A primeira obra que eu li de Machado de Assis foi o “Dom Casmurro”. Eu tinha 12 ou 13 anos e esse livro estava entre os que havia na biblioteca de casa.
O que me chamou a atenção foram as cenas do amor juvenil de Bento e Capitolina. Aquilo ali me parecia muito idílico e muito parecido com o que eu desejava. Identifiquei-me muito com o Bentinho e queria muito ter a minha Capitolina.
Acontece que eu não li de uma vez só — certos livros eu tinha por hábito ler aos poucos, alternando com outros. Esse foi um deles. Quando, várias semanas depois, eu cheguei às partes finais, aí eu me senti muito triste pelo Bentinho, muito confuso pela relação entre os dois e confesso não entendi muita coisa dos ciúmes.
O que mais me chamou a atenção, de fato, foi Bentinho, no fim da vida, mandar reconstruir no Engenho Novo, aonde tinha ido morar, a casa rua Matacavalos em que ele vivera na infância, uma casa idêntica à de seus pais, já demolida, e inclusive pintar sobre o pórtico da sala os bustos de César, Augusto, Nero e Massinissa (que não estavam na casa original).
Desde então eu já reli a obra várias vezes (não contei quantas, mas no todo devem ter sido três ou quatro apenas, visto que sempre a reli aos pedaços, depois de já ter lido uma vez por inteiro). Essa parte final da segunda casa em Matacavalos continua o meu trecho favorito do livro.
Hoje, com a minha maturidade, vejo nessa atitude de Bentinho uma tragédia pessoal muito amarga que se abateu sobre o protagonista, vítima de suas próprias obscuridades e também de uma sociedade que impunha ao homem e à mulher papeis muito rígidos.
Ao reconstruir a casa, ele quer recuperar a inocência e a felicidade da infância, uma época em que, paradoxalmente, ele ainda podia amar a Capitolina porque ela ainda era inocente. Ao incluir os medalhões com as figuras das ditas celebridades romanas, ele insere nessa lembrança de uma feliz infância a mau agouro de um futuro que seria frustrante. Dessa maneira, ele nem consegue se desenvencilhar de uma relação que o feriu e nem consegue se entregar ao arrependimento e à saudade do que perdeu.
Essa interpretação, curiosamente, me veio em um momento em que eu também terminei um relacionamento por ciúmes.

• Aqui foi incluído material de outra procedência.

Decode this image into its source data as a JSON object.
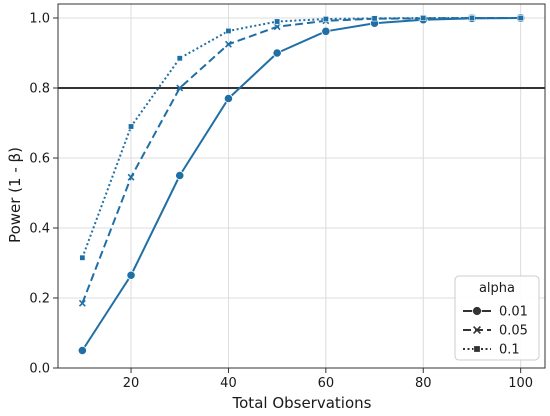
{
  "chart_data": {
    "type": "line",
    "title": "",
    "xlabel": "Total Observations",
    "ylabel": "Power (1 - β)",
    "xlim": [
      5,
      105
    ],
    "ylim": [
      0.0,
      1.04
    ],
    "xticks": [
      20,
      40,
      60,
      80,
      100
    ],
    "yticks": [
      0.0,
      0.2,
      0.4,
      0.6,
      0.8,
      1.0
    ],
    "grid": true,
    "legend": {
      "title": "alpha",
      "placement": "bottom-right"
    },
    "reference_line": {
      "y": 0.8,
      "color": "#333333"
    },
    "x": [
      10,
      20,
      30,
      40,
      50,
      60,
      70,
      80,
      90,
      100
    ],
    "series": [
      {
        "name": "0.01",
        "dash": "solid",
        "marker": "circle",
        "color": "#1f6fa6",
        "values": [
          0.05,
          0.265,
          0.55,
          0.77,
          0.9,
          0.962,
          0.985,
          0.995,
          0.999,
          1.0
        ]
      },
      {
        "name": "0.05",
        "dash": "dashed",
        "marker": "x",
        "color": "#1f6fa6",
        "values": [
          0.185,
          0.545,
          0.8,
          0.925,
          0.975,
          0.992,
          0.998,
          0.999,
          1.0,
          1.0
        ]
      },
      {
        "name": "0.1",
        "dash": "dotted",
        "marker": "square",
        "color": "#1f6fa6",
        "values": [
          0.315,
          0.69,
          0.885,
          0.963,
          0.99,
          0.997,
          0.999,
          1.0,
          1.0,
          1.0
        ]
      }
    ]
  }
}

Eu estava em má situação financeira e decidi não mais sair, para economizar dinheiro, enquanto buscava um novo emprego. Minha namorada me disse, então, que não se importava que eu ficasse em casa, mas que ela sairia mesmo assim. Quando confirmei que ela realmente saíra, na companhia de outras pessoas, fui até ela e lhe disse que não tinha como continuar o relacionamento. Ela me perguntou se eu não a amava mais e eu lhe respondi: “eu ainda amo quem você era até ontem, mas não amo essa que você se tornou”. Ela então me disse que aquela que existira até o dia anterior era a mesma que ainda existia e que se eu achava as duas diferentes não era porque ela tinha mudado, mas porque eu a olhava de um ponto de vista diferente. Eu lhe disse, então, que não conseguiria continuar se ela não voltasse a ser quem fora, mas, como ela insistia que sempre fora a mesma, isso queria dizer que ela não voltaria a ser quem eu amava. Eu tendo dito isso, ela se levantou e foi embora, e nós nunca mais nos tocamos desde esse dia — embora tenhamos voltado a trocar algumas palavras asmistosamente depois.
Essa frase que eu disse me marcou profundamente quando eu reli “Dom Casmurro” algum tempo depois. “Eu ainda amo quem você foi, mas não amo quem você se tornou” é uma frase que exemplifica muito bem o estado de espírito do Bentinho nos capítulos finais do livro.